Serban’s proposal calls for including previously uncounted faculty members toward its obligation instead of hiring new staff, and will not cost City College a dime.

“By not having to hire these five positions, we roughly save the district between 400 and 500 thousand dollars,” Serban said.

Serban plans to count two Cosmetology positions, three DSPS staff members, and one Health Services job toward its full-time faculty obligation. These six positions, minus the one vacated by Jennifer Seigle from the physical education department, will make up for the error caused by the Chancellor’s Office.
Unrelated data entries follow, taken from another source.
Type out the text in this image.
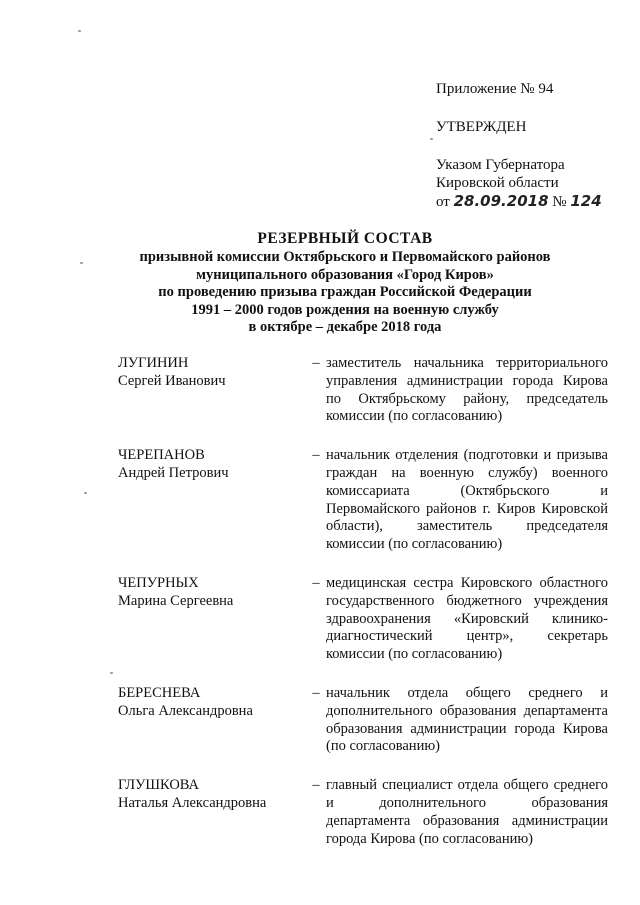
Приложение № 94
УТВЕРЖДЕН
Указом Губернатора
Кировской области
от 28.09.2018 № 124
РЕЗЕРВНЫЙ СОСТАВ
призывной комиссии Октябрьского и Первомайского районов
муниципального образования «Город Киров»
по проведению призыва граждан Российской Федерации
1991 – 2000 годов рождения на военную службу
в октябре – декабре 2018 года
ЛУГИНИН
Сергей Иванович
– заместитель начальника территориального управления администрации города Кирова по Октябрьскому району, председатель комиссии (по согласованию)
ЧЕРЕПАНОВ
Андрей Петрович
– начальник отделения (подготовки и призыва граждан на военную службу) военного комиссариата (Октябрьского и Первомайского районов г. Киров Кировской области), заместитель председателя комиссии (по согласованию)
ЧЕПУРНЫХ
Марина Сергеевна
– медицинская сестра Кировского областного государственного бюджетного учреждения здравоохранения «Кировский клинико-диагностический центр», секретарь комиссии (по согласованию)
БЕРЕСНЕВА
Ольга Александровна
– начальник отдела общего среднего и дополнительного образования департамента образования администрации города Кирова (по согласованию)
ГЛУШКОВА
Наталья Александровна
– главный специалист отдела общего среднего и дополнительного образования департамента образования администрации города Кирова (по согласованию)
“What happened with the five positions that we are going to be counting is that every college in the state counts them,” Ignacio Alarcon, president of the Academic Senate, said. “For example the college nurse, she is faculty, she’s even the vice-president of the senate, so she’s full-time faculty, but traditionally we weren’t counting her as full-time faculty in the full-time faulty obligation, but the district has the right to count her.

“It’s a good solution to a big problem that we would have had, because we were basically being asked to hire five new full-time faculty with no money for it,” Alarcon said.

The proposal comes at a time when City College is struggling with an unprecedented State budget deficit of $41.6 billion, and with the possibility of difficult funding cuts in its future.

“We want to make sure we don’t acquire additional expenses for the college,” Serban said. “This will actually help us. It will save us money over hiring new staff.”

Serban also outlined a plan to tell new faculty applicants – in a timely fashion – to look elsewhere, and that her proposal would eliminate the “unnecessary work entailed in getting together search committees and reviewing applicants.”